I think you made a good choice. RS10's kinda blow but other than that shimano wheels, especially these, are great for the coin.


----------



## RUV (Aug 13, 2009)

I really wish some of these higher end shimano wheels came in >16/20.


----------



## intence (May 23, 2010)

IMO I believe that these are some of the most underrated wheels out there. Nearly identical to the pricier Dura Ace version but with Ultegra hubs and a much lower price.

At $450 or so from ChainReaction it's hard to go wrong, especially since they retailed for around $900, and share the rim from the D/A version which was well over $1k.

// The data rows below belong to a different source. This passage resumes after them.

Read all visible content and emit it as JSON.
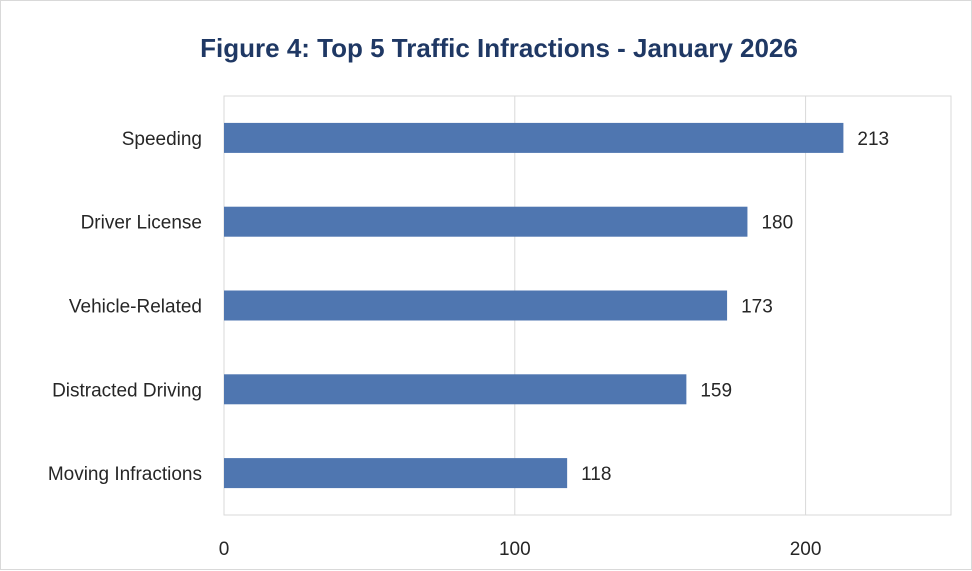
{
  "chart_data": {
    "type": "bar",
    "orientation": "horizontal",
    "title": "Figure 4: Top 5 Traffic Infractions - January 2026",
    "xlabel": "",
    "ylabel": "",
    "categories": [
      "Speeding",
      "Driver License",
      "Vehicle-Related",
      "Distracted Driving",
      "Moving Infractions"
    ],
    "values": [
      213,
      180,
      173,
      159,
      118
    ],
    "xlim": [
      0,
      250
    ],
    "xticks": [
      0,
      100,
      200
    ],
    "grid": "vertical",
    "legend": "none",
    "data_labels": true,
    "bar_color": "#4f76b0"
  }
}
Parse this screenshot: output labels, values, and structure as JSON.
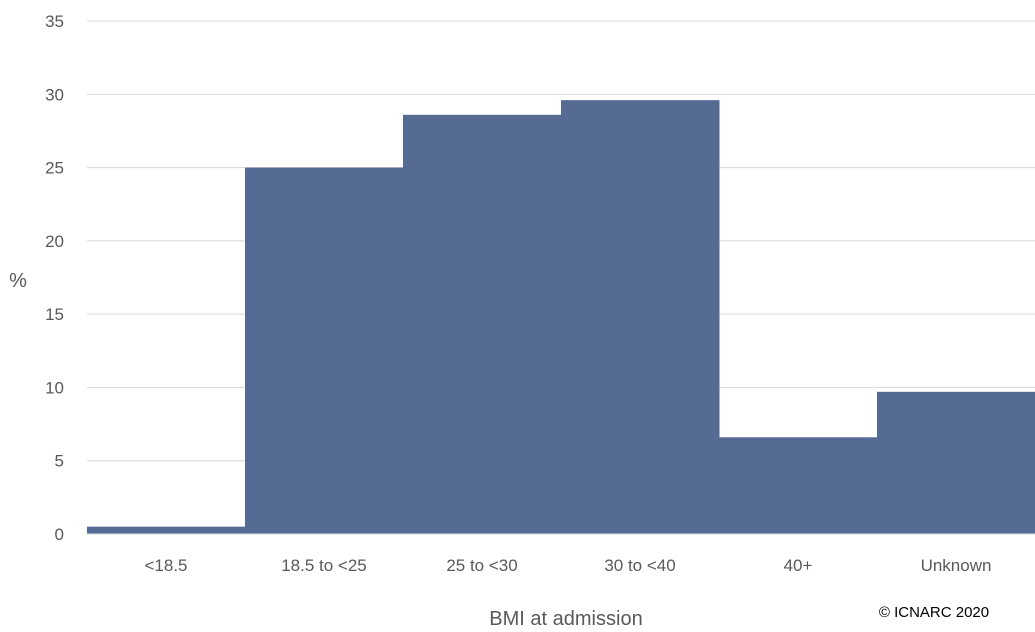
{
  "chart_data": {
    "type": "bar",
    "categories": [
      "<18.5",
      "18.5 to <25",
      "25 to <30",
      "30 to <40",
      "40+",
      "Unknown"
    ],
    "values": [
      0.5,
      25.0,
      28.6,
      29.6,
      6.6,
      9.7
    ],
    "ylabel": "%",
    "xlabel": "BMI at admission",
    "ylim": [
      0,
      35
    ],
    "yticks": [
      "0",
      "5",
      "10",
      "15",
      "20",
      "25",
      "30",
      "35"
    ],
    "grid": true,
    "bar_color": "#556B94",
    "annotation": "© ICNARC 2020"
  }
}
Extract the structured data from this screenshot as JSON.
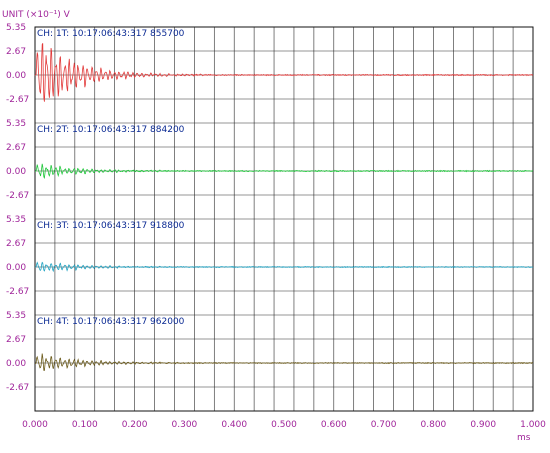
{
  "unit_label": "UNIT (×10⁻¹) V",
  "x_unit": "ms",
  "chart_data": {
    "type": "line",
    "title": "",
    "xlabel": "ms",
    "ylabel": "UNIT (×10⁻¹) V",
    "xlim": [
      0.0,
      1.0
    ],
    "x_ticks": [
      "0.000",
      "0.100",
      "0.200",
      "0.300",
      "0.400",
      "0.500",
      "0.600",
      "0.700",
      "0.800",
      "0.900",
      "1.000"
    ],
    "y_ticks": [
      "5.35",
      "2.67",
      "0.00",
      "-2.67"
    ],
    "grid": true,
    "channels": [
      {
        "label": "CH:  1T:  10:17:06:43:317 855700",
        "color": "#e23a3a",
        "amplitude": 4.8,
        "decay": 0.07,
        "noise": 0.12
      },
      {
        "label": "CH:  2T:  10:17:06:43:317 884200",
        "color": "#1fc73a",
        "amplitude": 0.9,
        "decay": 0.08,
        "noise": 0.12
      },
      {
        "label": "CH:  3T:  10:17:06:43:317 918800",
        "color": "#1fa3c3",
        "amplitude": 0.7,
        "decay": 0.08,
        "noise": 0.1
      },
      {
        "label": "CH:  4T:  10:17:06:43:317 962000",
        "color": "#6b5a1a",
        "amplitude": 1.1,
        "decay": 0.08,
        "noise": 0.1
      }
    ]
  }
}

1521g (claimed) and they're reasonably light too. The hubs are extremely quiet, if you're used to loud freehub noise while coasting, these will pleasantly surprise you.


----------



## Ghost234 (Jun 1, 2010)

The DA wheels will have slightly better hubs, and weigh a touch less (like 50-70 grams) but for the price the RS80's are amazing. I've had a pair since last year, and have only had to true the front once due to a crash.

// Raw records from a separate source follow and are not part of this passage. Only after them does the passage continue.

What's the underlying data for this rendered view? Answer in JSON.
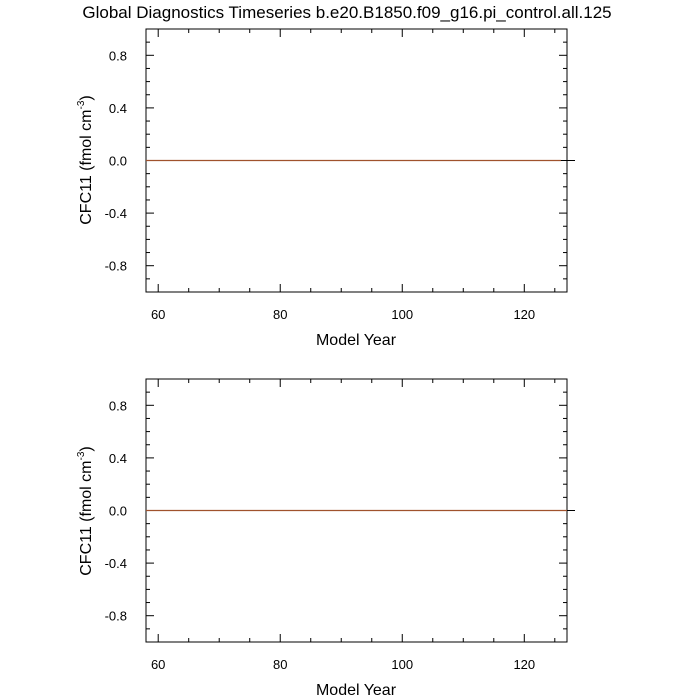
{
  "title": "Global Diagnostics Timeseries b.e20.B1850.f09_g16.pi_control.all.125",
  "colors": {
    "series": "#a0522d",
    "axes": "#000000",
    "zero_line": "#000000"
  },
  "chart_data": [
    {
      "type": "line",
      "xlabel": "Model Year",
      "ylabel_main": "CFC11  (fmol cm",
      "ylabel_sup": "-3",
      "ylabel_close": ")",
      "xlim": [
        58,
        127
      ],
      "ylim": [
        -1.0,
        1.0
      ],
      "xticks": [
        60,
        80,
        100,
        120
      ],
      "xtick_labels": [
        "60",
        "80",
        "100",
        "120"
      ],
      "yticks": [
        -0.8,
        -0.4,
        0.0,
        0.4,
        0.8
      ],
      "ytick_labels": [
        "-0.8",
        "-0.4",
        "0.0",
        "0.4",
        "0.8"
      ],
      "zero_reference_line": true,
      "series": [
        {
          "x": [
            58,
            126
          ],
          "y": [
            0.0,
            0.0
          ]
        }
      ]
    },
    {
      "type": "line",
      "xlabel": "Model Year",
      "ylabel_main": "CFC11  (fmol cm",
      "ylabel_sup": "-3",
      "ylabel_close": ")",
      "xlim": [
        58,
        127
      ],
      "ylim": [
        -1.0,
        1.0
      ],
      "xticks": [
        60,
        80,
        100,
        120
      ],
      "xtick_labels": [
        "60",
        "80",
        "100",
        "120"
      ],
      "yticks": [
        -0.8,
        -0.4,
        0.0,
        0.4,
        0.8
      ],
      "ytick_labels": [
        "-0.8",
        "-0.4",
        "0.0",
        "0.4",
        "0.8"
      ],
      "zero_reference_line": true,
      "series": [
        {
          "x": [
            58,
            127
          ],
          "y": [
            0.0,
            0.0
          ]
        }
      ]
    }
  ]
}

I highly recommend the RS80's in the price/value category. These wheels can easily go toe-to-toe with some wheels that are 2-3x the price.


----------



## Garrison (Nov 15, 2008)

Hi, anyone knows when Shimano's new DA C35 wheels will be available?


----------



## makeitso (Sep 20, 2008)

Has anyone noticed that these wheels are a bit weak laterally? Strangely I don't really have the issue sprinting (but I'm a weak rider) but have noticed the wheels seem to give a bit laterally when standing uphill. I'm not super heavy at 165 lbs. Just pushing on the front wheel with my index finger I can get a decent amount of deflection, but I haven't noticed any brake rub but my brakes are fairly open.


----------



## been200mph (May 28, 2004)

My 7850 C24 CL wheels are a bunch better laterally than my old AC CR-350's. I could always count on the AC's rubbing the pads when standing and grinding. The Shimano's only weigh about 60g more for the pair, and have a better ride quality and more durable hubs. Have not had any flex issue nor any other issue thus far with them.


----------